Deep Thunder can forecast weather for targeted areas retrospectively, and use machine learning-based weather impact models to help businesses more precisely predict how even modest variations in temperature could affect their business. This ranges from consumer buying behavior to how retailers should manage their supply chains and stock shelves, to how insurance companies analyze the impact of past weather events to assess the validity of insurance claims related to weather damage. Utility companies could mine and model historical data of damage to power lines or telephone poles and then couple that information with hyper-local forecasts to better plan for how many repair crews would be needed and where.
And this is just the beginning, Glackin says. For now, The Weather Company is helping airlines decide how much fuel to put on any particular plane, but the opportunity is much bigger than that.
"Ultimately, this is not just about helping with the decision about how much fuel to put on the airplane, it's about how does an airport manage its overall operations," she says. "That's the kind of scale of things IBM can bring."

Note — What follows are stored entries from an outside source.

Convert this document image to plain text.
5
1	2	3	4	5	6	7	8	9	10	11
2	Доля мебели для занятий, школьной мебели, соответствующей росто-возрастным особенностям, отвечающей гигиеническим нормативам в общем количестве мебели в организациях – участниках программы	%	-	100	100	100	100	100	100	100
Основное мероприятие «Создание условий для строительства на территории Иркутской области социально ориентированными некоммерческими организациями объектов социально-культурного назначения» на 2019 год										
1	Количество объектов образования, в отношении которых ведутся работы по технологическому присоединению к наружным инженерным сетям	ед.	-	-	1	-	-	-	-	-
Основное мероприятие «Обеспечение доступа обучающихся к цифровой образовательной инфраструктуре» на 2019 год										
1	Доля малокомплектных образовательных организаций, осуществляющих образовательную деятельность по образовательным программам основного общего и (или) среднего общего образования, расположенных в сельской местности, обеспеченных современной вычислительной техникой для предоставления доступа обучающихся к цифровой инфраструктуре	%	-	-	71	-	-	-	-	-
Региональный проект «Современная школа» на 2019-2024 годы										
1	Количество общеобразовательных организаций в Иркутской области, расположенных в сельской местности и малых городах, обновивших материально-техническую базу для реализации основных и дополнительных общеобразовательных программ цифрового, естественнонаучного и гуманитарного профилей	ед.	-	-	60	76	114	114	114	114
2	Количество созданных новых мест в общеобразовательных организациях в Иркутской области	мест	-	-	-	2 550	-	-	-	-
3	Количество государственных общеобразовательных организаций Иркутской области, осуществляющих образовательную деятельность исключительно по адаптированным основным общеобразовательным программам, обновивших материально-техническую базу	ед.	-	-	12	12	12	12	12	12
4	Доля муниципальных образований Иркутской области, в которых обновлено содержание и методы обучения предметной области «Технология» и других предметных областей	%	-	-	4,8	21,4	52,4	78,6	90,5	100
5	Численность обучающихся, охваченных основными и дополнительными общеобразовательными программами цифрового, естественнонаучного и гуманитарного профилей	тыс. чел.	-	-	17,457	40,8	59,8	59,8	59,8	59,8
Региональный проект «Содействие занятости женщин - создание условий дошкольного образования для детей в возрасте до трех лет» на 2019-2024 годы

Glackin notes that The Weather Company is now aggressively seeking out new data sources to feed its analytics. Already, its models use more than 100 terabytes of third-party data daily, including one of the largest troves of location data available anywhere and Weather Underground's network of more than 195,000 personal weather stations that report in minute-by-minute. But it's also starting to work on ingesting air pressure data gathered from cell phones. Instrumentation data from aircraft can help it analyze wind speed and turbulence data, which can then be deployed to other aircraft.
Last week, The Weather Company announced a deal with Gogo Business Aviation, under which Gogo will implement Weather's patented Turbulence Auto PIREP System (TAPS), a turbulence detection algorithm that will provide access to required avionics inputs to calculate and report turbulence intensity and transmit to the ground via Gogo's U.S.-based air-to-ground and global satellite communication network.
"Leveraging Gogo's expanded fleet of aircrafts, The Weather Company can quickly share real-time turbulence data directly with pilots and dispatchers, thereby improving crew and passenger safety," Mark Gildersleeve, president of business solutions at The Weather Company, said in a statement last week. "It is a great example of the internet of things in action, where we are collecting massive amounts of data very quickly and then using that insight to provide guidance to all flights that will be traveling through impacted airspace."
"We're also on the path to taking data from connected vehicles," Glackin adds. "We could take data from windshield wipers on a fleet of cars, or data from thermostats in houses that are wired — that allows us to make inferences about what the outside temperature is. When I think about really moving the dial on accuracy, especially in the short term, it's this proliferation of observations from non-traditional sources that I think is going to really make a difference."